Minnechaug Regional High School (MRHS) is a public high school located in Wilbraham, Massachusetts, United States, and has a student population of approximately 1,200. It is the only high school in the Hampden-Wilbraham Regional School District. It serves the towns of Hampden, and Wilbraham. The current principal is Stephen Hale. The school's official colors are green and white. Its school mascot is the Falcons. The district opened the current building in 2013.

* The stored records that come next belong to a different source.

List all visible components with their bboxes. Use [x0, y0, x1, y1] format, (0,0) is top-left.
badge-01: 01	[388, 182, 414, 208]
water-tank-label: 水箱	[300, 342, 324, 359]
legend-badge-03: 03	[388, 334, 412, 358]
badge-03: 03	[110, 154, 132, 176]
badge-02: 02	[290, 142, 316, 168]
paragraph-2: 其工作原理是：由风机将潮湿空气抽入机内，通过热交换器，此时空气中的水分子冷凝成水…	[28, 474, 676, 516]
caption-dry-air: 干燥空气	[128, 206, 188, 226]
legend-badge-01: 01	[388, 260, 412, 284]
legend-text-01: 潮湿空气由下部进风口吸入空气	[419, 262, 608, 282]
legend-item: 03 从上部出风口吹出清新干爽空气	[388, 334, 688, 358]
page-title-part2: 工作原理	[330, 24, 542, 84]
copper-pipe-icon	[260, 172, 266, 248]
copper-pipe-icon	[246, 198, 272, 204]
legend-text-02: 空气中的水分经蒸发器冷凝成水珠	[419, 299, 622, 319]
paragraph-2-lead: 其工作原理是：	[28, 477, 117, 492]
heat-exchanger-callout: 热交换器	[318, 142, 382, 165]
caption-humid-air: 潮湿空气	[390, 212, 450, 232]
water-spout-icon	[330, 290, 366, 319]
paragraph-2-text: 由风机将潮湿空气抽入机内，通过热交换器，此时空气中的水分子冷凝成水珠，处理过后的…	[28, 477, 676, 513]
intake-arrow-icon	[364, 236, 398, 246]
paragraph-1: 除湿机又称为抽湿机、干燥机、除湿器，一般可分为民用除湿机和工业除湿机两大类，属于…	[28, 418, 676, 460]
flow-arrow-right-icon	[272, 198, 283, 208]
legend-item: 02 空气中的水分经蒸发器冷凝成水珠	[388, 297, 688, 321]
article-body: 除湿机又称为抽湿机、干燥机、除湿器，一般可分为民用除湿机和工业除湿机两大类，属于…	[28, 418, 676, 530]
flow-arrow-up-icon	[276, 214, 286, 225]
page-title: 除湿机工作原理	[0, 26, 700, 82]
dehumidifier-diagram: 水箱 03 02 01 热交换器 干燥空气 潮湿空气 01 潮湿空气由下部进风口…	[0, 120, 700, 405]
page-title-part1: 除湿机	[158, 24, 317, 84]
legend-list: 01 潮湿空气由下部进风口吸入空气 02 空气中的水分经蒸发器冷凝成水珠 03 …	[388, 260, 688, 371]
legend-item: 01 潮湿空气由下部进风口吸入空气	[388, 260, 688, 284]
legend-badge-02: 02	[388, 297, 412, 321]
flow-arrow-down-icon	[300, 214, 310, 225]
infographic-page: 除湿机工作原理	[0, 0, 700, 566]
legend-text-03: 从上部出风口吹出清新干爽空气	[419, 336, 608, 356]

==Extracurricular activities==
The school newspaper is called The Smoke Signal. The Student Council achieved the National Association of Student Council's highest honor, the National Gold Council of Excellence Award, every year since 2012. Roughly 70 students serve on the Student Council and dozens have been elected by peer schools to serve in regional and statewide student council positions.

==Campus==
Circa the 2010s a new lighting system was implemented that was intended to reduce costs; it had 7,000 lights total. The system relied on software for management purposes. However the software stopped working on August 24, 2021, and after that date, the school administration was unable to turn off the lighting system. Corky Siemaszko of NBC News wrote in 2023 that this was "costing taxpayers a small fortune." The lights staying on in the event of a failure was intended to maintain security at Minnechaug Regional.

==Notable alumni==
- Erin Crocker, race car driver
- Curtis Holdsworth, United States men's national artistic gymnastics team member
- Kelly Overton (1997), actress
- Scott Rasmussen (1974), co-founder of ESPN and founder of Rasmussen Reports
- Ann Sarnoff, CEO and Chairwoman of Warner Bros. and former President of BBC Studios America.